Die Bundeswehr ist an sich schon eine digitale Großorganisation. Logistik, Personal, Rechnungswesen – alles ist vernetzt. Auch die konventionellen Waffen werden zunehmend digital gesteuert und gewartet. Das schafft natürlich Begehrlichkeiten. „Teilweise sollen unsere Systeme ausgespäht, Informationen abgegriffen werden“, sagte Inspekteur Leinhos, der „Bild“-Zeitung. Darüber hinaus gehe es um Versuche, „ganze Anlagen stillzulegen oder Infrastruktur zu zerstören“. Wenn es Hackern gelinge, etwa in den Bordcomputer eines Jets einzudringen, könnten dadurch unmittelbar Menschenleben gefährdet werden. Für das Kommando bedeutet das: Die Informatiker-Armee soll Waffensysteme und Computernetze der Bundeswehr schützen, aber auch zu Angriffen in der Lage sein, etwa bei einem Auslandseinsatz das Internet überwachen und die Kommunikationskanäle des Gegners stören.

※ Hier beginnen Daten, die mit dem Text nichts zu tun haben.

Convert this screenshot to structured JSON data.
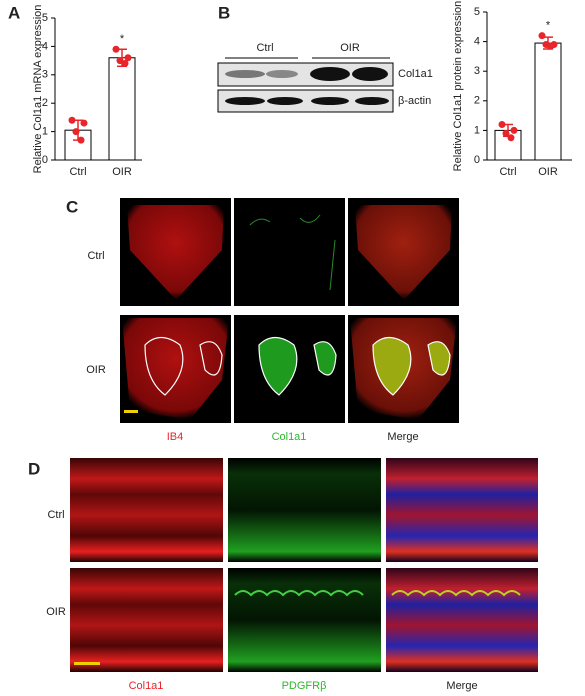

Längst werden solche Angriffsmanöver geübt – darüber redet man nur nicht gern. Laut „Spiegel“ ist eine Einheit in interne Netze eines afghanischen Mobilfunkbetreibers eingedrungen, um Informationen über ein Entführungsopfer zu erlangen. Für Cyber-Angriffe gelten dieselben Regeln wie für andere militärische Einsätze, angefangen mit einem Mandat des Bundestages. Das Eindringen ins Datennetz eines Gegners müsste wie Einsätze mit Jets, Schiffen und Panzern von den Abgeordneten genehmigt werden. Aber wie wird die parlamentarische Kontrolle eines Raums, der weitgehend verborgen bleibt, überhaupt sichergestellt?